Saya menyukai aroma tanah sehabis hujan, saat bola-bola air masih
menggantung di kabel telepon dan pucuk daun. Itu saat yang tepat bagi
dua ekor burung untuk terbang menyobek pemandangan awan. Beberapa waktu
sebelumnya, angin berhembus kencang, lalu air berebut mencium bumi,
melepaskan rindunya. Hari-hari belakangan ini, kerinduan air tumpah juga
di Jakarta. Langit kelabu hampir sepanjang waktu. Jalanan becek, dan
orang-orang mulai pandai mengumpat.
Arsiran hujan samar-samar terlihat dari jendela kantor yang dikuasai
hawa gigil dari pendingin ruangan. Suara klakson dan derum mobil
terdengar bersahutan dari jalan raya yang ditawan kemacetan. “Tanabang,
Tanabang, Tanabang!,” kondektur bus kota berteriak lantang merayu calon
penumpang. Pejalan kaki yang tanpa payung bergerak tergesa. Para
pencopet mungkin tengah bersiap melancarkan aksinya. Berlima, berenam,
atau bahkan bertujuh; mereka siap memangsa penumpang bus yang kurang
waspada.
Adzan ashar hampir dua jam telah lewat, dan hujan membawa kelam yang
datang lebih cepat. Komputer sudah dimatikan, tapi kerja belum selesai,
dia menagih jatah lagi esok hari. “Pulang Bung, sudah sore,” kawan
sebelah hanya mengangkat jempol, pandangannya masih tertuju pada rumus
excel. Ada pula suara Benyamin dan Ida Royani dari speaker meja
yang lain. Yang punya meja masih sibuk menghitung biaya kuli bongkar
muat yang laporannya baru sampai dari kantor cabang. Lamat-lamat memang,
tapi saya hafal betul liriknya.
Waktu sampai di lobi, rintik hujan masih turun. Saya menerobosnya
sampai masuk ke mikrolet yang hendak berangkat ke Kota. “Mangga Dua,
Mangga Dua!. Ayo bu, geser-geser bu!.” Tak sampai lima menit mikrolet
telah penuh, lalu meluncur.
Percakapan memenuhi ruang kecil angkutan umum itu. Seorang ibu
memulai, “ujan mulu ye mpok, cucian kemarin aje belom pada kering!,”
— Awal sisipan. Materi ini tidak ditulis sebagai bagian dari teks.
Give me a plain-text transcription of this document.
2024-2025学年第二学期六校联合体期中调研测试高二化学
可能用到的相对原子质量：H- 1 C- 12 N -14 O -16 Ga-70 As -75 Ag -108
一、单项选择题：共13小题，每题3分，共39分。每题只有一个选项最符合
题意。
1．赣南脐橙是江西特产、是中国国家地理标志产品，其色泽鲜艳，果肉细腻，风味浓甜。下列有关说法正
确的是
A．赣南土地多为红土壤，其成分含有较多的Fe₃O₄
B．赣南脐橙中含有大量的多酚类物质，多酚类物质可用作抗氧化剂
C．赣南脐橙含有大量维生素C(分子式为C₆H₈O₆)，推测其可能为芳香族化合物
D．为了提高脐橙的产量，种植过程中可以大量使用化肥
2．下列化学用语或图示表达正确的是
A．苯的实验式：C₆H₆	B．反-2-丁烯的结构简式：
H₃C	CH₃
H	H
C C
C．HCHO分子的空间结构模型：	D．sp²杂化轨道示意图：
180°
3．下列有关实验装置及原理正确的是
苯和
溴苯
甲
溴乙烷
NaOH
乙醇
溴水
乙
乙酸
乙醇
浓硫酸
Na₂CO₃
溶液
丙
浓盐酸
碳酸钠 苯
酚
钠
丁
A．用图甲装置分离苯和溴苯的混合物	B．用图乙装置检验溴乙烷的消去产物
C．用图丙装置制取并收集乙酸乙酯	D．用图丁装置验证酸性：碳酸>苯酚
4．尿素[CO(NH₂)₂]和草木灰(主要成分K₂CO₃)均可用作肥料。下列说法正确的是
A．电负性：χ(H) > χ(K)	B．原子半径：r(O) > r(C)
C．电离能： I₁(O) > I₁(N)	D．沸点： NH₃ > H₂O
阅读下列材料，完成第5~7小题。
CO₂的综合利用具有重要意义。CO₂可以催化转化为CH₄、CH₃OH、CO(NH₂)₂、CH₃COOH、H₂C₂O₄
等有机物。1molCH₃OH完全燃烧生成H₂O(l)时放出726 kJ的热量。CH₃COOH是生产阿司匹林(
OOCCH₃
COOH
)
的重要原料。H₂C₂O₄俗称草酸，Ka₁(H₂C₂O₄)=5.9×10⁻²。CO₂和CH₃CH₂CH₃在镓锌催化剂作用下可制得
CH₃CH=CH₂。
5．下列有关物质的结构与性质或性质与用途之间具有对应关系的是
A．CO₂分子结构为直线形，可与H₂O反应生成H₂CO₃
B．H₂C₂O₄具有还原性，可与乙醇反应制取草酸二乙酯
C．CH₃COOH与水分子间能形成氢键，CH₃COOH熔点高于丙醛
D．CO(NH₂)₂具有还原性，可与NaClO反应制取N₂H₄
Yang diajak bicara menyahut, “iye, padahal mah udah dikasih Molto, tau
tuh, masih wangi apa kagak, soalnye cuma kena angin doang, ga ada
mataharinye.” Obrolan ibu-ibu terus berlanjut. Yang duduk di pojok,
berhadap-hadapan, dua orang anak baru pulang dari sekolah sore,
membicarakan acara live musik pagi. Mereka khawatir hujan turun
pas hari H, lalu mengutuknya. Persis di sebelah saya, seorang perempuan
muda, berbicara dengan seseorang, lewat ponsel, lawan bicaranya entah di
mana. “Halo, masih di Pulo Mas, hujan sayaaang, macetnya jadi parah.”
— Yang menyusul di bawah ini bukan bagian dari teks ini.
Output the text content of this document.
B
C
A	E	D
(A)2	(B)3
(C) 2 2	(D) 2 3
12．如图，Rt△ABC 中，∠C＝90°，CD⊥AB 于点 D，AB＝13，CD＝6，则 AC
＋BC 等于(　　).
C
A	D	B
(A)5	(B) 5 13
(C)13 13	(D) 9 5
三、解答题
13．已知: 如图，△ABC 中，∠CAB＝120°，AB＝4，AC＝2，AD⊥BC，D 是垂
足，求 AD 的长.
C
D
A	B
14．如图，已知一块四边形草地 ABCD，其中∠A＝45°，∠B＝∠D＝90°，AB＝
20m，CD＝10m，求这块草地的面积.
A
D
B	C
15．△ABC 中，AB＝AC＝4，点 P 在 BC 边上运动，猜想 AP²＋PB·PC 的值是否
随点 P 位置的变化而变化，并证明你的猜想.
Saya hanya diam, tak ada orang yang hendak diajak dan mengajak
bicara. Seolah-olah saya pendengar setia ragam percapakan mereka. Duduk
di belakang sopir menghadirkan pemandangan pinggir jalan yang kurang
sempurna, sebab sebagian terhalangi orang yang duduk di dekat pintu,
yang menghadap ke belakang. Tapi masih bisa saya lihat sepanjang jalan
itu, rahmat hujan mendekap mesra tukang gorengan yang dikerubungi
pembeli yang kedinginan. Dingin menghujam, perut segera mengisyaratkan
rasa lapar. Gorengan menjadi sasaran. Uap air tampak mengepul dari
gerobak tukang mie ayam. Penjual sibuk melayani pembeli yang mulai
antri. Penjual sate Padang gesit menjaga bara api yang tengah bekerja
menghangatkan potongan daging yang agak keras.
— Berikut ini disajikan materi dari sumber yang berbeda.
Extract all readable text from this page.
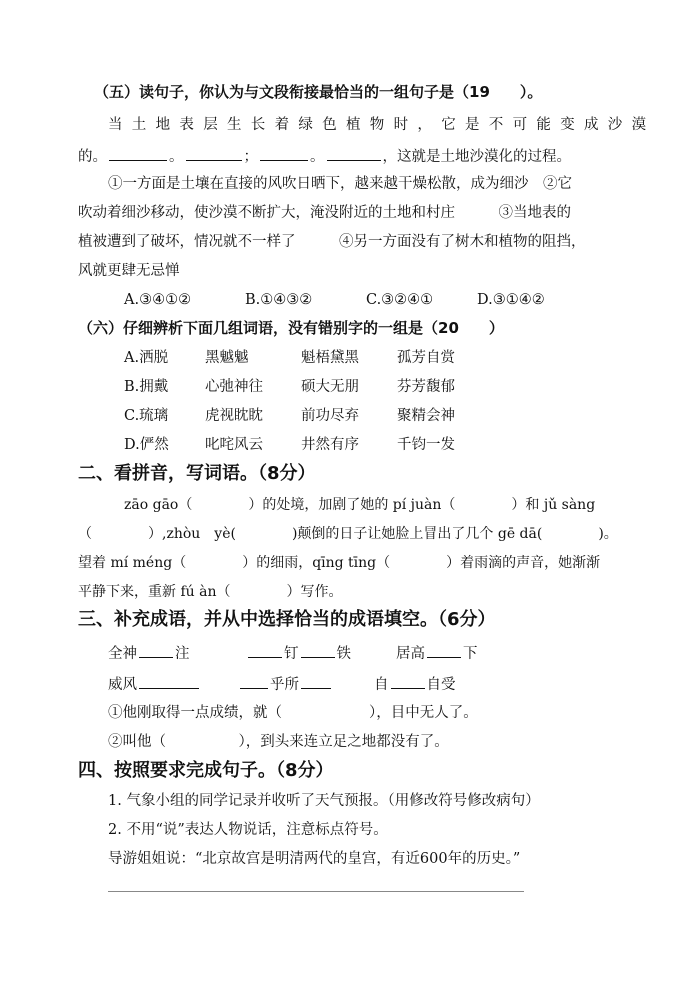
（五）读句子，你认为与文段衔接最恰当的一组句子是（19　　）。
当土地表层生长着绿色植物时，它是不可能变成沙漠
的。	。	；	。	，这就是土地沙漠化的过程。
①一方面是土壤在直接的风吹日晒下，越来越干燥松散，成为细沙　②它
吹动着细沙移动，使沙漠不断扩大，淹没附近的土地和村庄　　　③当地表的
植被遭到了破坏，情况就不一样了　　　④另一方面没有了树木和植物的阻挡，
风就更肆无忌惮
A.③④①②	B.①④③②	C.③②④①	D.③①④②
（六）仔细辨析下面几组词语，没有错别字的一组是（20　　）
A.洒脱	黑魆魆	魁梧黛黑	孤芳自赏
B.拥戴	心弛神往	硕大无朋	芬芳馥郁
C.琉璃	虎视眈眈	前功尽弃	聚精会神
D.俨然	叱咤风云	井然有序	千钧一发
二、看拼音，写词语。（8分）
zāo gāo（　　　　）的处境，加剧了她的 pí juàn（　　　　）和 jǔ sàng
（　　　　）,zhòu　yè(　　　　)颠倒的日子让她脸上冒出了几个 gē dā(　　　　)。
望着 mí méng（　　　　）的细雨，qīng tīng（　　　　）着雨滴的声音，她渐渐
平静下来，重新 fú àn（　　　　）写作。
三、补充成语，并从中选择恰当的成语填空。（6分）
全神	注	钉	铁	居高	下
威风	乎所	自	自受
①他刚取得一点成绩，就（　　　　　　），目中无人了。
②叫他（　　　　　），到头来连立足之地都没有了。
四、按照要求完成句子。（8分）
1. 气象小组的同学记录并收听了天气预报。（用修改符号修改病句）
2. 不用“说”表达人物说话，注意标点符号。
导游姐姐说：“北京故宫是明清两代的皇宫，有近600年的历史。”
Di tengah gerimis yang masih berkuasa, denyut ekonomi para pedagang
makanan itu menemui saatnya. Bagi mereka, hujan bukan untuk dirayakan
dengan keluhan, sebab justru ketika pasukan air menyerang, penghasilan
mereka cukup menggembirakan. Di titik ini hujan seolah ambigu; diratapi
atau disyukuri. Namun barangkali hujan tidak pernah bermuka dua, hanya
manusia saja yang menyikapinya berbeda. Di Jakarta, setiap orang seperti
selalu membutuhkan kanal untuk mengalirkan keluhan. Dan hujan, seperti
juga kemacetan, adalah objek yang tepat untuk dijadikan sasaran segala
hamburan kekesalan.
Sebagian penghuni kota ini seolah lupa pada salah satu tokoh kesenian
yang namanya diabadikan menjadi nama jalan. Memanjang dari Kemayoran
sampai tembus ke Ancol, ya Jalan Benyamin Sueb. Benyamin bersama Ida
Royani, pernah dengan riang menyanyikan lagu Hujan Gerimis yang
tadi sempat saya dengar di kantor sebelum pulang. Kata “hujan” meskipun
hanya sebagai pembuka pantun, namun dapat kita tangkap keriangan itu.
Dirayakan dengan gembira.
E ujan gerimis aje, ikan teri diasinin… e jangan menangis aje, yang pergi jangan dipikirin…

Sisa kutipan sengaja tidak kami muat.